Rents are following the increases in the real estate market and rose 16% year over year. This national price jump found renters discontented, and according to a Realtor.com survey, 66% of them blame rent jumps for their financial hardships. Rents have been rising continuously each month since January, and they will most likely keep growing.
The median monthly rent in the US surpassed $1,800, but some housing professionals estimate that the median national rent will rise to $,2000 by the end of summer. Just shy of a 16% increase are two-bedroom and one-bedroom units, but the highest demand is for studio apartments. The increased demand for downtown studios is reflected in the highest year-over-year price increase of 17.2%.
As the world is settling into a new post-pandemic normal, people are coming back to the offices and want to live closer to their workstations. The rebirth of commuting adds more pressure to the price of apartment rentals.
Rents have gone up everywhere, but some places have seen increases higher than others. The metro areas in the Sun Belt states have more than a median increase percentile. For example, the median rent in Orlando rose 33% YOY, and in Tampa 27% for the same period. Florida is not the only state to have rent increases higher than 20%; Texas and Nevada face the same problem.
These states have been a popular domestic migration destination for telecommuters and people who wanted to avoid crowds. Additionally, housing markets in the Sun Belt were an ideal investment or second-house opportunity. This influx of people made it harder for locals to compete, and it rippled to the rentals.
Although the Sun Belt has the highest increase, the highest rates are still in the tech centers and in major coastal cities. New York and Boston lead the way on the East Coast, while Austin, Texas has the highest rents in the South.
SoCal has always been a higher-housing-cost area, but living costs were comparable in the Bay Area. However, numbers show that San Diego surpassed every other city on the West Coast when it comes to rental prices. Chula Vista and Oceanside saw the highest rental increases in the county, with the 1-bedroom median price higher than $2,300 and the 2-bedroom median price around $3,000 a month.
Many renters have faced financial difficulties because of the steep increase in rent. San Diego residents are paying $300 more than last month, and some landlords show no mercy, for they can find new renters very quickly. Downtown LA rentals are facing a historic number of bidding wars because of the low supply and the comeback of those who abruptly left when the pandemic started.
All renters are feeling the increases, but some groups are more affected than others. Low-earning households are struggling to pay their rent, families with multiple children are having trouble finding affordable and spacious housing, and reports show that college grads have a very tough time due to rent increases.
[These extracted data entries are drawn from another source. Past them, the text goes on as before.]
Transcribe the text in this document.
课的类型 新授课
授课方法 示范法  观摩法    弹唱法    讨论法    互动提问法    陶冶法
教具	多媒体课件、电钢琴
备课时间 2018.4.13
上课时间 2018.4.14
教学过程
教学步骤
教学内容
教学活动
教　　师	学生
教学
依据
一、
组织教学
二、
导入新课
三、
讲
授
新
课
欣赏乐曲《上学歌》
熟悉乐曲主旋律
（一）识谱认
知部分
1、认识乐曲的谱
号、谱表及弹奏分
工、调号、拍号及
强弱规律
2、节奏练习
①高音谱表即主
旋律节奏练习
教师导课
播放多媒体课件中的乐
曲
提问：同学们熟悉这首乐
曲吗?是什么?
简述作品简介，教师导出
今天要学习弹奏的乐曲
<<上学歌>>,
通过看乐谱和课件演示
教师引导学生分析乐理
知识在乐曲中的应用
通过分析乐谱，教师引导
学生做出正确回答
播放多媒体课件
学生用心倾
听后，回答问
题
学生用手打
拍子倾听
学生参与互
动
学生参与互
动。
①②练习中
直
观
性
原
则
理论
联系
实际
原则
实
Undoubtedly, the starting salary has risen substantially in the past decade, and today it stands above $55,000. However, it didn’t increase as fast as the rent. While the median starting salary for college graduates advanced by 14% since 2010, rent is 16% higher than it was just a year ago.
People are seeking other means of affordable housing, so those who are still single or couples that don’t have children turn to apartment-sharing. Some reports show that housemate-finding platforms saw almost 50% increased activities on their websites, compared to the same time last year.
House-sharing is a cheaper option that provides an opportunity to save up, and maybe afford to buy a property in the future. However, this is not a sustainable solution for many millennials and older Gen Zs who are looking to build wealth and have a sense of security.